Kitaplığımda duran ama yıllardır yüz vermediğim kitapları bitirmeye niyet ettim. Doğrusu bu kitabı da en kitap okumaya müsait olmayan bir ana saklamıştım. Zerre kadar ilgimi çekmiyordu çünkü. Yine de itiraf etmeliyim ki beklediğim kadar kötü değildi. Kolay okunan, zevkli bir kitap olmuş. Aşk hikayeleri her zaman güzeldir zaten. En azından yazarı Can Dündar olmadığında öyleler.
Gazetecilik reflekslerini bir kenara bırakmadan yapılan tarihçiliğin -ki bu kitap da esasen bir tarihçilik ürünüdür- meyvesi de çürük oluyor. Her olay anlatımında bazı detayları abartma, bazılarına hiç yer vermeme, kiminin de önemini ölçüsüzce azaltma gibi yollardan sırf öykü güzel olsun diye insanın boğazını sıkacak ölçüde çok faydalanıyorlar çünkü. Yüzyılın Aşkları da bunun istisnası değil.
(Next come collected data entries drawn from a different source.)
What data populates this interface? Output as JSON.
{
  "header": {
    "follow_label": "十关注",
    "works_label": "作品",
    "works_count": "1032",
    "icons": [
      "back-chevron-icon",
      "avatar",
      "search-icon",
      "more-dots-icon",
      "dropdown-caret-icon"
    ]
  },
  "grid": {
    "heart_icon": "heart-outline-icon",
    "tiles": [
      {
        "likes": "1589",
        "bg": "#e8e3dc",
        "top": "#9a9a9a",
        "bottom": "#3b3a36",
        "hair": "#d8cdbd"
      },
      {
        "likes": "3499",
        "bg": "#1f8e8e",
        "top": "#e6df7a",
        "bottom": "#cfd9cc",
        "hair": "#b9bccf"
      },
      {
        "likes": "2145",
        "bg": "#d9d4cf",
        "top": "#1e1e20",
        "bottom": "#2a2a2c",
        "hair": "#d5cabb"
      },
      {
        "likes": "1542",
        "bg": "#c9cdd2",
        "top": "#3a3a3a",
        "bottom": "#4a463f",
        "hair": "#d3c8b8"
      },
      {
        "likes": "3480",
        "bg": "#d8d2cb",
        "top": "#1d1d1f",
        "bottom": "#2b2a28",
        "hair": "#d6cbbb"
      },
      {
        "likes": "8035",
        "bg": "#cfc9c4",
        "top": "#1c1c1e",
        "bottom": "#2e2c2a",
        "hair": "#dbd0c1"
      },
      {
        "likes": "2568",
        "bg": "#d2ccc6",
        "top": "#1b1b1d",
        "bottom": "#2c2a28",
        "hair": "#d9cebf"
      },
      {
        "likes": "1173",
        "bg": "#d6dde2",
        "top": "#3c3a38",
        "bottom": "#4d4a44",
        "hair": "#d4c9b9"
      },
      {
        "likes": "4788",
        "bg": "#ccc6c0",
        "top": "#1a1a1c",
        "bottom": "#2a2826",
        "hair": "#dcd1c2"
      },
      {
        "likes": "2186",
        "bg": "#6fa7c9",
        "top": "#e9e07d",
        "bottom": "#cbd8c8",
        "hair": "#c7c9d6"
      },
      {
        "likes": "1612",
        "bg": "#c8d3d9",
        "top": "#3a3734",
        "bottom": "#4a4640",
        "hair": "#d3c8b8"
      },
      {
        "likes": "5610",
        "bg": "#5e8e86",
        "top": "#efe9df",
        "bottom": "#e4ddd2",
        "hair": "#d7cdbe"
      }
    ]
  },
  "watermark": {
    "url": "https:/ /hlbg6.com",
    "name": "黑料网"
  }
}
Ahmet Bey'le Mehveş Hanım arasında delicesine bir aşk yaşanmış. Aslında Ahmet Bey daha önce iki evlilik yapmış, Mehveş Hanım ise ilişkisi sırasında Ahmet Bey'i en az 3 farklı erkekle aldatmış ama bunları birer satırda geçmekte hiçbir beis yok! Çünkü ünlüler, çünkü onların yüzleri para kazandırır; onlarınki yüzyılın aşkı olmayacaktı da babamınki mi olacaktı? Peh! Siz ne bilirsiniz, yüzyılın aşkı dediğiniz böyle olur.
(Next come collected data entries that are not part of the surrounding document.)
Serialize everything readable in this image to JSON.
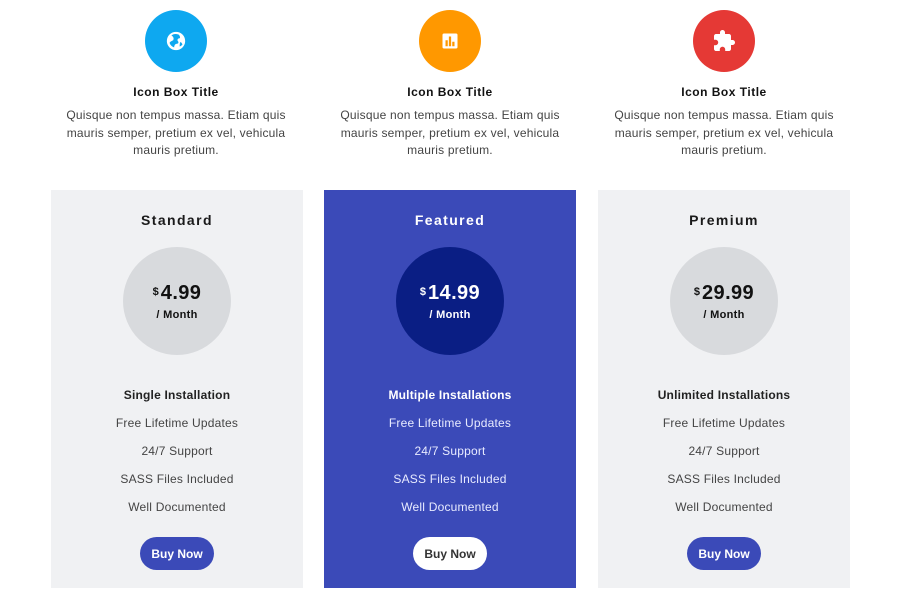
{
  "icon_boxes": [
    {
      "icon": "globe-icon",
      "color": "#0ea8f0",
      "title": "Icon Box Title",
      "description": "Quisque non tempus massa. Etiam quis mauris semper, pretium ex vel, vehicula mauris pretium."
    },
    {
      "icon": "bar-chart-icon",
      "color": "#ff9800",
      "title": "Icon Box Title",
      "description": "Quisque non tempus massa. Etiam quis mauris semper, pretium ex vel, vehicula mauris pretium."
    },
    {
      "icon": "puzzle-icon",
      "color": "#e53935",
      "title": "Icon Box Title",
      "description": "Quisque non tempus massa. Etiam quis mauris semper, pretium ex vel, vehicula mauris pretium."
    }
  ],
  "plans": [
    {
      "name": "Standard",
      "currency": "$",
      "price": "4.99",
      "period": "/ Month",
      "features": [
        "Single Installation",
        "Free Lifetime Updates",
        "24/7 Support",
        "SASS Files Included",
        "Well Documented"
      ],
      "button_label": "Buy Now"
    },
    {
      "name": "Featured",
      "currency": "$",
      "price": "14.99",
      "period": "/ Month",
      "features": [
        "Multiple Installations",
        "Free Lifetime Updates",
        "24/7 Support",
        "SASS Files Included",
        "Well Documented"
      ],
      "button_label": "Buy Now"
    },
    {
      "name": "Premium",
      "currency": "$",
      "price": "29.99",
      "period": "/ Month",
      "features": [
        "Unlimited Installations",
        "Free Lifetime Updates",
        "24/7 Support",
        "SASS Files Included",
        "Well Documented"
      ],
      "button_label": "Buy Now"
    }
  ],
  "colors": {
    "accent": "#3b4ab8",
    "featured_circle": "#0a1e84",
    "card_bg": "#f0f1f3",
    "price_circle": "#d8dadd"
  }
}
Can Dündar'ın bir şeye yüzyılın aşkı demesi için erkeğin hapse girmesi gerektiğini anlıyorum, çünkü kitapta hapse girmeyen erkek karakter yok gibi bir şey. Kullanabileceğimiz kıstas bu mudur gerçekten? Araya mesafe girince, kavuşulamayınca mı büyük aşk oluyor? Üstelik hapisteyken başkasına aşık olmuştu Ahmet Bey, o konuyu neden hiç konuşmuyoruz?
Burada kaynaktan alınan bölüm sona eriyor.